For the past 21 years vocalist Anthony McKnight, Jamerson’s cousin, has sought to get recognition for Jamerson. As a member of Motown’s famous studio musicians who became known as “The Funk Brothers”, Jamerson played on most of the label’s history-making recordings. He is regarded as one of the most influential bass players in modern music history and was inducted into the Rock and Roll Hall of Fame in 2000. As a session musician, he played on 30 Billboard #1 hits, as well as over 70 R&B #1 hits, more than any other bass player in both categories. He eventually performed on nearly 30 #1 pop hits – surpassing the record commonly attributed to The Beatles. On the R&B charts, nearly 70 of his performances went to the top.

Born and raised on Edisto Island on 1936, Jamerson moved to Detroit, Michigan with his mother in 1954. In a 2015 magazine article, College of Charleston senior J.L. Zemp chronicled Jamerson’s development as a musician who from childhood had experimented with multiple instruments, even teaching himself to play piano at age 10. Zemp quoted Charleston Jazz Initiative founder Dr. Karen Chandler who said, “Jamerson’s childhood musical meanderings led him to study and come up with an approach to his instrument that became the foundation for modern bass playing.”

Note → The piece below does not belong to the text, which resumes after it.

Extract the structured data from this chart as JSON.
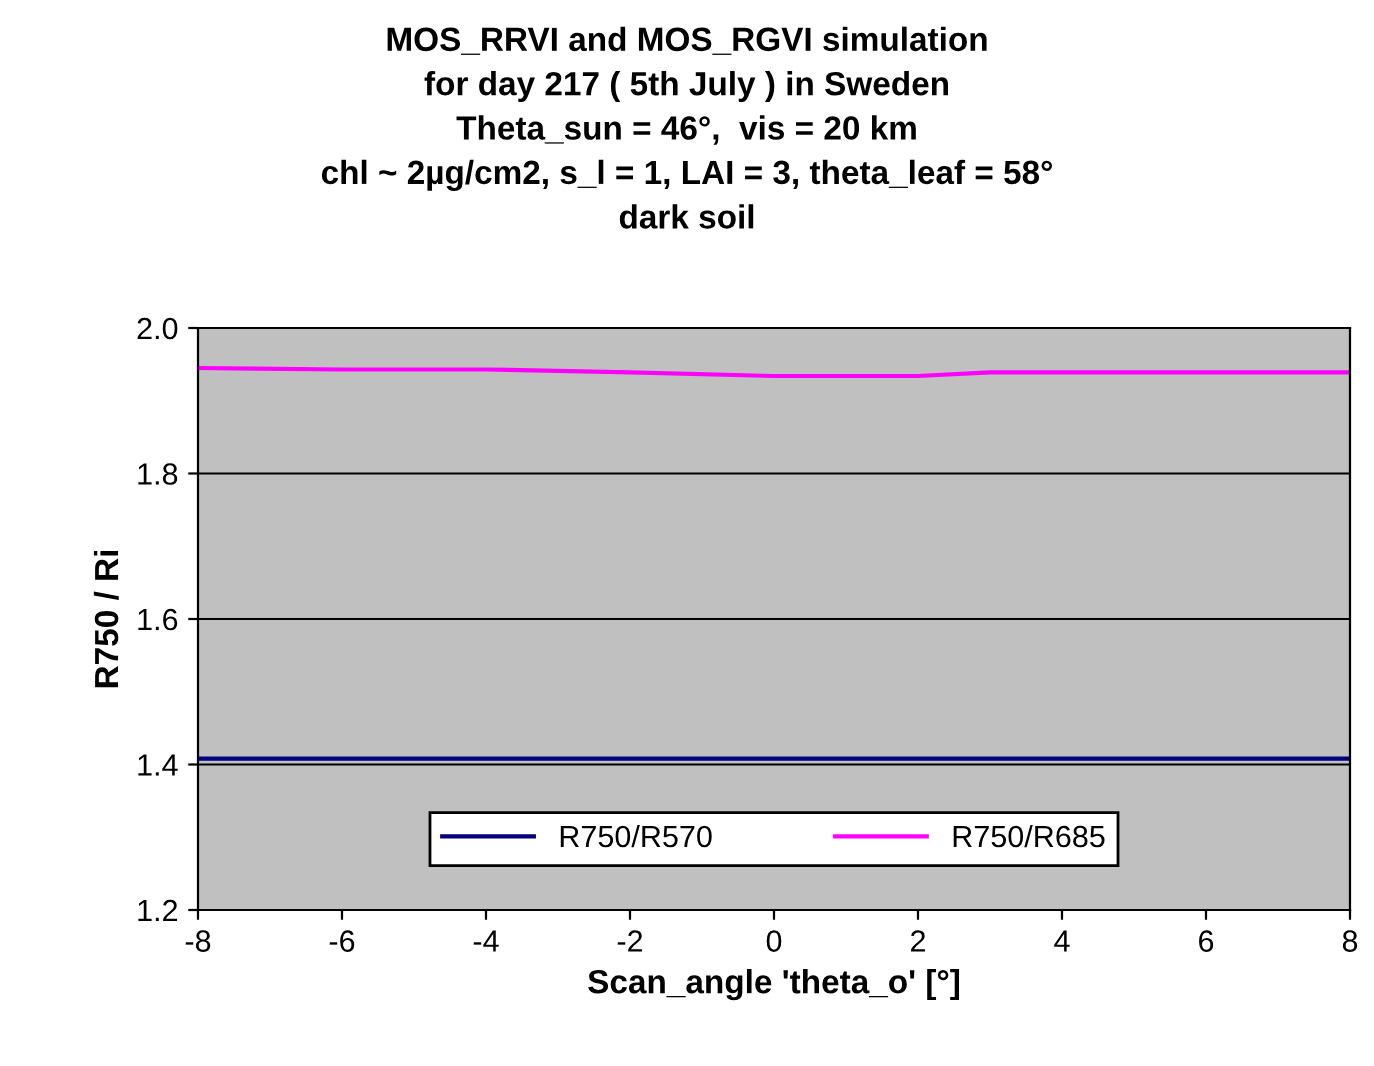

Anthony McKnight with Jamerson’s Lowcountry Music Hall of Fame award

Jamerson continued performing in Detroit clubs after graduating from high school, and his solid reputation started providing him opportunities for sessions at various local recording studios. Starting in 1959, he found steady work at Berry Gordy‘s Hitsville U.S.A. studio, the home of Motown. Eventually, Jamerson was put on retainer with Motown for $1,000 a week, about $7,037 in 2017 dollars.

His work includes Motown hits such as “You Can’t Hurry Love” by The Supremes, “My Girl” by The Temptations, “Shotgun” by Jr. Walker & the All Stars, “For Once in My Life,” “I Was Made To Love Her” by Stevie Wonder, “Going to a Go-Go” by The Miracles, “Dancing in the Street” by Martha and the Vandellas, “I Heard It Through the Grapevine” by Gladys Knight and the Pips, and later by Marvin Gaye, and most of the album What’s Going On by Marvin Gaye, “Reach Out I’ll Be There” and “Bernadette” by the Four Tops.

Jamerson is noted for expanding the musical style and role of bass-playing in the popular music of the time. He created melodic lines that were still very tightly locked with the drum groove. His bass playing was considered an integral part of the “Motown Sound“. Jamerson died in 1983.

McKnight said Jamerson’s inclusion on the Hollywood Walk Of Fame as a member of the “Funk Brothers” is an indication that his failure to be honored by the South Carolina Music Hall of Fame can’t be an oversight.